TODO! COMPLETE THIS SECTION!


In [6]:
# Create a placeholder with None x 2 dimensions of dtype tf.float32, and name it "X":
X = tf.placeholder(tf.float32, shape=(None, 2), name="X")

Now multiply the tensor using a new variable, $\textbf{W}$, which has 2 rows and 20 columns, so that when it is left mutiplied by $\textbf{X}$, the output of the multiplication is None x 20, giving you 20 output neurons. Recall that the tf.matmul function takes two arguments, the left hand ($\textbf{W}$) and right hand side ($\textbf{X}$) of a matrix multiplication.

To create $\textbf{W}$, you will use tf.get_variable to create a matrix which is 2 x 20 in dimension. Look up the docstrings of functions tf.get_variable and tf.random_normal_initializer to get familiar with these functions. There are many options we will ignore for now. Just be sure to set the name, shape (this is the one that has to be [2, 20]), dtype (i.e. tf.float32), and initializer (the tf.random_normal_intializer you should create) when creating your $\textbf{W}$ variable with tf.get_variable(...).

For the random normal initializer, often the mean is set to 0, and the standard deviation is set based on the number of neurons. But that really depends on the input and outputs of your network, how you've "normalized" your dataset, what your nonlinearity/activation function is, and what your expected range of inputs/outputs are. Don't worry about the values for the initializer for now, as this part will take a bit more experimentation to understand better!

This part is to encourage you to learn how to look up the documentation on Tensorflow, ideally using tf.get_variable? in the notebook. If you are really stuck, just scroll down a bit and I've shown you how to use it.

TODO! COMPLETE THIS SECTION!


In [7]:
W = tf.get_variable("W", (2,20), initializer=tf.random_normal_initializer())
h = tf.matmul(X, W)

And add to this result another new variable, $\textbf{b}$, which has [20] dimensions. These values will be added to every output neuron after the multiplication above. Instead of the tf.random_normal_initializer that you used for creating $\textbf{W}$, now use the tf.constant_initializer. Often for bias, you'll set the constant bias initialization to 0 or 1.

TODO! COMPLETE THIS SECTION!


In [8]:
b = tf.get_variable("b", 20, initializer=tf.constant_initializer(1.0))
h = tf.nn.bias_add(h, b)

So far we have done: $$\textbf{X}\textbf{W} + \textbf{b}$$

Finally, apply a nonlinear activation to this output, such as tf.nn.relu, to complete the equation:

$$\textbf{H} = \phi(\textbf{X}\textbf{W} + \textbf{b})$$

TODO! COMPLETE THIS SECTION!


In [9]:
h = tf.nn.relu(h + b)

Now that we've done all of this work, let's stick it inside a function. I've already done this for you and placed it inside the utils module under the function name linear.
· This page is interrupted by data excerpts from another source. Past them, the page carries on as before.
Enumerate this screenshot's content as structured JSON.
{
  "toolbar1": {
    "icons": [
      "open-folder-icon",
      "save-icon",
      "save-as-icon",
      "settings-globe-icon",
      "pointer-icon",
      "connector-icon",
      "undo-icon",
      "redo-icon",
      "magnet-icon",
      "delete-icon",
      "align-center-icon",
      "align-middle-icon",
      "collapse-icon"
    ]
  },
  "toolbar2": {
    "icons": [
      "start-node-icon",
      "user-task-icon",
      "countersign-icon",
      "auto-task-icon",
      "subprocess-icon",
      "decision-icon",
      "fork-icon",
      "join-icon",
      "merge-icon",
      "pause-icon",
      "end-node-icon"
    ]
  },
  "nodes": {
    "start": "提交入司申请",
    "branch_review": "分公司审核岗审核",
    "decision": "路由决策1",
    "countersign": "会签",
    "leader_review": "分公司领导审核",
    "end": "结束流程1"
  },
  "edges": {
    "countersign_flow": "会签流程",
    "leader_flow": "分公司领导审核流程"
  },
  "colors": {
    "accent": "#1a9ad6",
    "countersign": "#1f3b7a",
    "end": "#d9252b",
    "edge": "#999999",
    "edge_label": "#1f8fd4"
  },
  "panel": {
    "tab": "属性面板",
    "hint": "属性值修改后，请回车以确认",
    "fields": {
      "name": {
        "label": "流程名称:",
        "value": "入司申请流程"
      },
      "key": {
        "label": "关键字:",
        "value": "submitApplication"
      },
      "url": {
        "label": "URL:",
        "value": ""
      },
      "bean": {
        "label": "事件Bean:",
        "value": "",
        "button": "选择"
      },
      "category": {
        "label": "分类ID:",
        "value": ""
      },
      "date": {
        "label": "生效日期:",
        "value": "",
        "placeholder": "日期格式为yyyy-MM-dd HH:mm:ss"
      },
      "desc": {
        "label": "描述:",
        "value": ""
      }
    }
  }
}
We've already imported the utils module so we can call it like so, utils.linear(...). The docstring is copied below, and the code itself. Note that this function is slightly different to the one in the lecture. It does not require you to specify n_input, and the input scope is called name. It also has a few more extras in there including automatically converting a 4-d input tensor to a 2-d tensor so that you can fully connect the layer with a matrix multiply (don't worry about what this means if it doesn't make sense!).

utils.linear??
def linear(x, n_output, name=None, activation=None, reuse=None):
    """Fully connected layer

    Parameters
    ----------
    x : tf.Tensor
        Input tensor to connect
    n_output : int
        Number of output neurons
    name : None, optional
        Scope to apply

    Returns
    -------
    op : tf.Tensor
        Output of fully connected layer.
    """
    if len(x.get_shape()) != 2:
        x = flatten(x, reuse=reuse)

    n_input = x.get_shape().as_list()[1]

    with tf.variable_scope(name or "fc", reuse=reuse):
        W = tf.get_variable(
            name='W',
            shape=[n_input, n_output],
            dtype=tf.float32,
            initializer=tf.contrib.layers.xavier_initializer())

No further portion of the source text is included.